Какая пошлость! Аркашка постарался сначала уединиться, а ночью, когда никто не спал, сумел пробраться на палубу... Все, что он слышал раньше, – страшный рев толпы на владивостокской пристани, артиллерийские залпы и трескотню пулеметов, грохот поезда по мосту – было всего лишь шепотом перед тем ужасным, космическим грохотом, который он услышал теперь. Удары ветра походили на взрывы. Нечего было и думать идти или даже ползти по палубе... Ветер тотчас сдул бы Аркашку в океан, как перышко, и никто бы этого не заметил.
Ночь стояла лунная, все, что видел Аркашка на палубе, блестело от черной воды. Десятиметровые волны свирепо лезли со всех сторон на сухогруз, прорываясь в него, как в крепость. Зловещие желто-зеленые тучи пытались закрыть луну... Аркашка лежал плашмя, держась за какие-то металлические опоры, вделанные в палубу. Палуба кренилась, он судорожно хватался за мокрые стойки, но сквозь пришибленность, беспомощность все острее накатывался восторг... Вот она, буря! Морской ураган! И он, Аркашка, тут, один на один! Все жмутся внизу, и Ларька там, слабо схватиться со штормом... А он – не боится. Пусть ревет ураган, пусть грохочет на все голоса, ничего он не сделает ни этим металлическим стойкам, ни твердой, хоть и мокрой палубе, ни тем более ему, Аркашке! У него вырвался смешок, но он его не услышал. Аркашка что-то крикнул, и снова голос потерялся в грохоте бури. Тогда он заорал что было сил:
– Эй, ты, буря! Слабо!
На этот раз голос все-таки прорвался, шторм не смог его заглушить. И Аркашка снова и снова пытался перекричать бурю.
Только охрипнув, промокнув до костей и посинев от холода, он неохотно полез вниз, где было тепло, светло, обыкновенно... Луна провожала его, похожая на корабль. Около нее шныряли тучи, но ее спокойный свет их побеждал.

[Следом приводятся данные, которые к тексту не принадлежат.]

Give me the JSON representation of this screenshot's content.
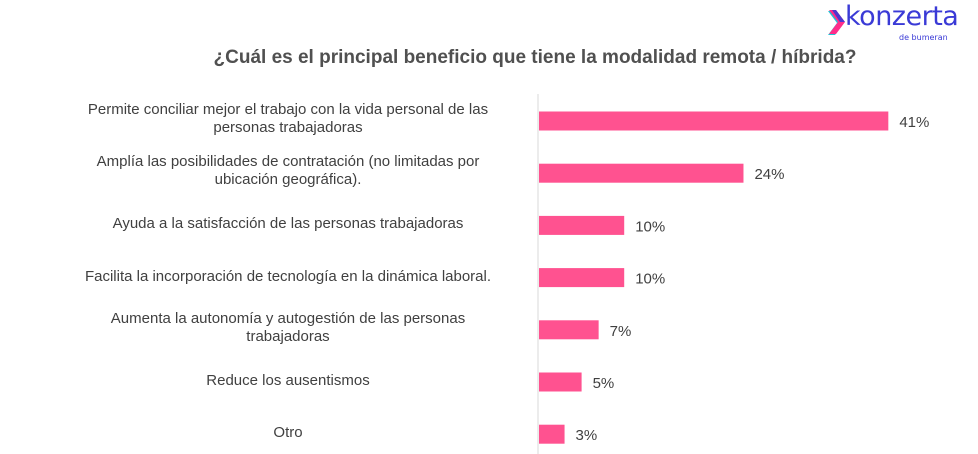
{
  "logo": {
    "brand": "konzerta",
    "subtitle": "de bumeran",
    "colors": {
      "primary": "#3a3ad6",
      "accent": "#ff2d8a",
      "accent2": "#21c4d6"
    }
  },
  "chart_data": {
    "type": "bar",
    "orientation": "horizontal",
    "title": "¿Cuál es el principal beneficio que tiene la modalidad remota / híbrida?",
    "xlabel": "",
    "ylabel": "",
    "categories": [
      "Permite conciliar mejor el trabajo con la vida personal de las personas trabajadoras",
      "Amplía las posibilidades de contratación (no limitadas por ubicación geográfica).",
      "Ayuda a la satisfacción de las personas trabajadoras",
      "Facilita la incorporación de tecnología en la dinámica laboral.",
      "Aumenta la autonomía y autogestión de las personas trabajadoras",
      "Reduce los ausentismos",
      "Otro"
    ],
    "category_lines": [
      [
        "Permite conciliar mejor el trabajo con la vida personal de las",
        "personas trabajadoras"
      ],
      [
        "Amplía las posibilidades de contratación (no limitadas por",
        "ubicación geográfica)."
      ],
      [
        "Ayuda a la satisfacción de las personas trabajadoras"
      ],
      [
        "Facilita la incorporación de tecnología en la dinámica laboral."
      ],
      [
        "Aumenta la autonomía y autogestión de las personas",
        "trabajadoras"
      ],
      [
        "Reduce los ausentismos"
      ],
      [
        "Otro"
      ]
    ],
    "values": [
      41,
      24,
      10,
      10,
      7,
      5,
      3
    ],
    "data_labels": [
      "41%",
      "24%",
      "10%",
      "10%",
      "7%",
      "5%",
      "3%"
    ],
    "unit": "%",
    "xlim": [
      0,
      50
    ],
    "grid": false,
    "legend": "none",
    "bar_color": "#ff5290",
    "axis_color": "#d9d9d9"
  }
}
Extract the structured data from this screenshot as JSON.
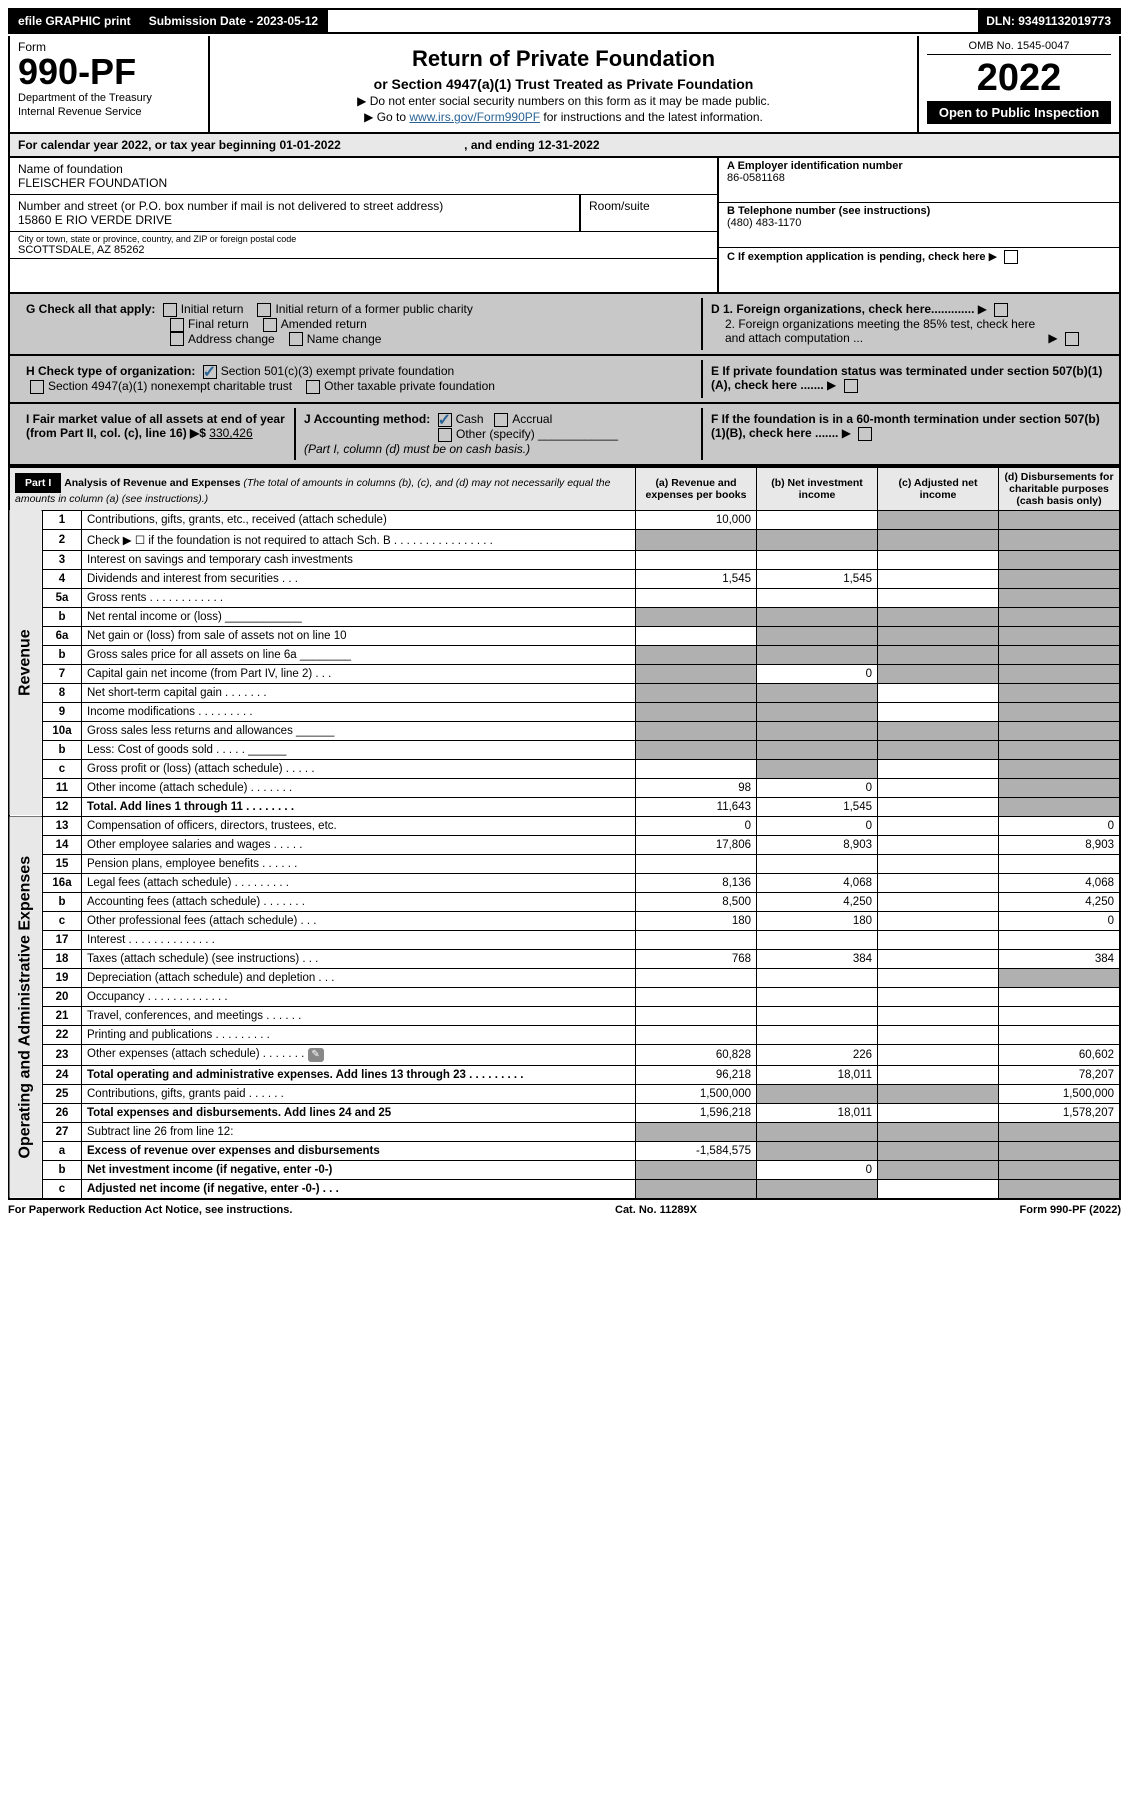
{
  "topbar": {
    "efile": "efile GRAPHIC print",
    "submission_label": "Submission Date - 2023-05-12",
    "dln": "DLN: 93491132019773"
  },
  "header": {
    "form_word": "Form",
    "form_number": "990-PF",
    "dept1": "Department of the Treasury",
    "dept2": "Internal Revenue Service",
    "title": "Return of Private Foundation",
    "subtitle": "or Section 4947(a)(1) Trust Treated as Private Foundation",
    "note1": "▶ Do not enter social security numbers on this form as it may be made public.",
    "note2_pre": "▶ Go to ",
    "note2_link": "www.irs.gov/Form990PF",
    "note2_post": " for instructions and the latest information.",
    "omb": "OMB No. 1545-0047",
    "year": "2022",
    "open": "Open to Public Inspection"
  },
  "calendar": {
    "text_a": "For calendar year 2022, or tax year beginning 01-01-2022",
    "text_b": ", and ending 12-31-2022"
  },
  "info": {
    "name_label": "Name of foundation",
    "name": "FLEISCHER FOUNDATION",
    "addr_label": "Number and street (or P.O. box number if mail is not delivered to street address)",
    "addr": "15860 E RIO VERDE DRIVE",
    "room_label": "Room/suite",
    "city_label": "City or town, state or province, country, and ZIP or foreign postal code",
    "city": "SCOTTSDALE, AZ  85262",
    "ein_label": "A Employer identification number",
    "ein": "86-0581168",
    "tel_label": "B Telephone number (see instructions)",
    "tel": "(480) 483-1170",
    "c_label": "C If exemption application is pending, check here",
    "d1": "D 1. Foreign organizations, check here.............",
    "d2": "2. Foreign organizations meeting the 85% test, check here and attach computation ...",
    "e": "E  If private foundation status was terminated under section 507(b)(1)(A), check here .......",
    "f": "F  If the foundation is in a 60-month termination under section 507(b)(1)(B), check here .......",
    "g_label": "G Check all that apply:",
    "g_opts": [
      "Initial return",
      "Initial return of a former public charity",
      "Final return",
      "Amended return",
      "Address change",
      "Name change"
    ],
    "h_label": "H Check type of organization:",
    "h_opts": [
      "Section 501(c)(3) exempt private foundation",
      "Section 4947(a)(1) nonexempt charitable trust",
      "Other taxable private foundation"
    ],
    "i_label": "I Fair market value of all assets at end of year (from Part II, col. (c), line 16) ▶$",
    "i_value": "330,426",
    "j_label": "J Accounting method:",
    "j_cash": "Cash",
    "j_accrual": "Accrual",
    "j_other": "Other (specify)",
    "j_note": "(Part I, column (d) must be on cash basis.)"
  },
  "part1": {
    "label": "Part I",
    "title": "Analysis of Revenue and Expenses",
    "title_note": "(The total of amounts in columns (b), (c), and (d) may not necessarily equal the amounts in column (a) (see instructions).)",
    "col_a": "(a)   Revenue and expenses per books",
    "col_b": "(b)   Net investment income",
    "col_c": "(c)   Adjusted net income",
    "col_d": "(d)   Disbursements for charitable purposes (cash basis only)"
  },
  "side_labels": {
    "revenue": "Revenue",
    "expenses": "Operating and Administrative Expenses"
  },
  "rows": [
    {
      "n": "1",
      "desc": "Contributions, gifts, grants, etc., received (attach schedule)",
      "a": "10,000",
      "b": "",
      "c_grey": true,
      "d_grey": true
    },
    {
      "n": "2",
      "desc": "Check ▶ ☐ if the foundation is not required to attach Sch. B     .  .  .  .  .  .  .  .  .  .  .  .  .  .  .  .",
      "a_grey": true,
      "b_grey": true,
      "c_grey": true,
      "d_grey": true
    },
    {
      "n": "3",
      "desc": "Interest on savings and temporary cash investments",
      "a": "",
      "b": "",
      "c": "",
      "d_grey": true
    },
    {
      "n": "4",
      "desc": "Dividends and interest from securities    .   .   .",
      "a": "1,545",
      "b": "1,545",
      "c": "",
      "d_grey": true
    },
    {
      "n": "5a",
      "desc": "Gross rents    .   .   .   .   .   .   .   .   .   .   .   .",
      "a": "",
      "b": "",
      "c": "",
      "d_grey": true
    },
    {
      "n": "b",
      "desc": "Net rental income or (loss)  ____________",
      "a_grey": true,
      "b_grey": true,
      "c_grey": true,
      "d_grey": true
    },
    {
      "n": "6a",
      "desc": "Net gain or (loss) from sale of assets not on line 10",
      "a": "",
      "b_grey": true,
      "c_grey": true,
      "d_grey": true
    },
    {
      "n": "b",
      "desc": "Gross sales price for all assets on line 6a ________",
      "a_grey": true,
      "b_grey": true,
      "c_grey": true,
      "d_grey": true
    },
    {
      "n": "7",
      "desc": "Capital gain net income (from Part IV, line 2)   .   .   .",
      "a_grey": true,
      "b": "0",
      "c_grey": true,
      "d_grey": true
    },
    {
      "n": "8",
      "desc": "Net short-term capital gain   .   .   .   .   .   .   .",
      "a_grey": true,
      "b_grey": true,
      "c": "",
      "d_grey": true
    },
    {
      "n": "9",
      "desc": "Income modifications  .   .   .   .   .   .   .   .   .",
      "a_grey": true,
      "b_grey": true,
      "c": "",
      "d_grey": true
    },
    {
      "n": "10a",
      "desc": "Gross sales less returns and allowances  ______",
      "a_grey": true,
      "b_grey": true,
      "c_grey": true,
      "d_grey": true
    },
    {
      "n": "b",
      "desc": "Less: Cost of goods sold    .   .   .   .   .  ______",
      "a_grey": true,
      "b_grey": true,
      "c_grey": true,
      "d_grey": true
    },
    {
      "n": "c",
      "desc": "Gross profit or (loss) (attach schedule)    .   .   .   .   .",
      "a": "",
      "b_grey": true,
      "c": "",
      "d_grey": true
    },
    {
      "n": "11",
      "desc": "Other income (attach schedule)    .   .   .   .   .   .   .",
      "a": "98",
      "b": "0",
      "c": "",
      "d_grey": true
    },
    {
      "n": "12",
      "desc": "Total. Add lines 1 through 11    .   .   .   .   .   .   .   .",
      "bold": true,
      "a": "11,643",
      "b": "1,545",
      "c": "",
      "d_grey": true
    },
    {
      "n": "13",
      "desc": "Compensation of officers, directors, trustees, etc.",
      "a": "0",
      "b": "0",
      "c": "",
      "d": "0"
    },
    {
      "n": "14",
      "desc": "Other employee salaries and wages    .   .   .   .   .",
      "a": "17,806",
      "b": "8,903",
      "c": "",
      "d": "8,903"
    },
    {
      "n": "15",
      "desc": "Pension plans, employee benefits  .   .   .   .   .   .",
      "a": "",
      "b": "",
      "c": "",
      "d": ""
    },
    {
      "n": "16a",
      "desc": "Legal fees (attach schedule) .   .   .   .   .   .   .   .   .",
      "a": "8,136",
      "b": "4,068",
      "c": "",
      "d": "4,068"
    },
    {
      "n": "b",
      "desc": "Accounting fees (attach schedule) .   .   .   .   .   .   .",
      "a": "8,500",
      "b": "4,250",
      "c": "",
      "d": "4,250"
    },
    {
      "n": "c",
      "desc": "Other professional fees (attach schedule)    .   .   .",
      "a": "180",
      "b": "180",
      "c": "",
      "d": "0"
    },
    {
      "n": "17",
      "desc": "Interest .   .   .   .   .   .   .   .   .   .   .   .   .   .",
      "a": "",
      "b": "",
      "c": "",
      "d": ""
    },
    {
      "n": "18",
      "desc": "Taxes (attach schedule) (see instructions)    .   .   .",
      "a": "768",
      "b": "384",
      "c": "",
      "d": "384"
    },
    {
      "n": "19",
      "desc": "Depreciation (attach schedule) and depletion   .   .   .",
      "a": "",
      "b": "",
      "c": "",
      "d_grey": true
    },
    {
      "n": "20",
      "desc": "Occupancy .   .   .   .   .   .   .   .   .   .   .   .   .",
      "a": "",
      "b": "",
      "c": "",
      "d": ""
    },
    {
      "n": "21",
      "desc": "Travel, conferences, and meetings .   .   .   .   .   .",
      "a": "",
      "b": "",
      "c": "",
      "d": ""
    },
    {
      "n": "22",
      "desc": "Printing and publications  .   .   .   .   .   .   .   .   .",
      "a": "",
      "b": "",
      "c": "",
      "d": ""
    },
    {
      "n": "23",
      "desc": "Other expenses (attach schedule) .   .   .   .   .   .   .",
      "icon": true,
      "a": "60,828",
      "b": "226",
      "c": "",
      "d": "60,602"
    },
    {
      "n": "24",
      "desc": "Total operating and administrative expenses. Add lines 13 through 23   .   .   .   .   .   .   .   .   .",
      "bold": true,
      "a": "96,218",
      "b": "18,011",
      "c": "",
      "d": "78,207"
    },
    {
      "n": "25",
      "desc": "Contributions, gifts, grants paid    .   .   .   .   .   .",
      "a": "1,500,000",
      "b_grey": true,
      "c_grey": true,
      "d": "1,500,000"
    },
    {
      "n": "26",
      "desc": "Total expenses and disbursements. Add lines 24 and 25",
      "bold": true,
      "a": "1,596,218",
      "b": "18,011",
      "c": "",
      "d": "1,578,207"
    },
    {
      "n": "27",
      "desc": "Subtract line 26 from line 12:",
      "a_grey": true,
      "b_grey": true,
      "c_grey": true,
      "d_grey": true
    },
    {
      "n": "a",
      "desc": "Excess of revenue over expenses and disbursements",
      "bold": true,
      "a": "-1,584,575",
      "b_grey": true,
      "c_grey": true,
      "d_grey": true
    },
    {
      "n": "b",
      "desc": "Net investment income (if negative, enter -0-)",
      "bold": true,
      "a_grey": true,
      "b": "0",
      "c_grey": true,
      "d_grey": true
    },
    {
      "n": "c",
      "desc": "Adjusted net income (if negative, enter -0-)   .   .   .",
      "bold": true,
      "a_grey": true,
      "b_grey": true,
      "c": "",
      "d_grey": true
    }
  ],
  "footer": {
    "left": "For Paperwork Reduction Act Notice, see instructions.",
    "mid": "Cat. No. 11289X",
    "right": "Form 990-PF (2022)"
  },
  "colors": {
    "link": "#2a6496",
    "header_grey": "#e8e8e8",
    "cell_grey": "#b0b0b0",
    "dark_grey": "#c8c8c8"
  }
}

Внизу Володя рассказывал о предположении ученых, будто в незапамятные времена, когда Земля была еще раскаленной и полужидкой, от нее оторвался и улетел в космос большой кусок, который теперь мы называем Луной. На Земле же от этого образовалась впадина. Она стала ложем Тихого океана... С ним заспорили; это предположение другие ученые давно отвергли... Но Аркашка не слушал, в нем упоительно и тревожно бродили звуки бури. Только одна Катя, хоть и болтала о чем-то с Ларькой, заметила высокомерного и мокрого Аркашку.
– Неужели ты поднимался на палубу? – спросила она, вздрагивая. – Ведь там – ураган!
– Еще какой! – радостно кивнул Аркашка.
И он присел около них, как был, мокрый, холодный, и не слушал, сколько ему ни говорили, чтобы шел переодеваться, пока Ларька с Мишей Дудиным чуть не насильно увели его в мальчишник, как прозвали их часть твиндека. Аркашка рассказывал о буре так, что даже Ларьке стало завидно, а Миша, приоткрыв от восторга рот, позабыл его закрыть.
Между Японией и побережьем Северной Америки на тысячи километров океана нет никакой земли, даже небольших островов или рифов. Но «Асакадзе-мару», лишь незначительно сбавив ход во время бури, уверенно уходил от беснующихся гор воды, воющего в бессильной злобе ветра...
На четвертый день океан начал успокаиваться. Клочья облаков стремительно неслись с востока на запад, там тоже началось отступление. Холодно и хмуро выглядывало и пряталось солнце, словно сердилось на беспорядок.
На палубе мирно пошучивали матросы. Рассказывали о ките, которого видели на рассвете. Это был горбач почти пятнадцатиметровой длины. Очень неуклюжий, с коротким и толстым туловищем, огромным жирным горбом на спине, он точно качался на волнах, и когда вода наполняла ему легкие, выбрасывал ее столбом на пятиметровую высоту по десять и пятнадцать раз подряд...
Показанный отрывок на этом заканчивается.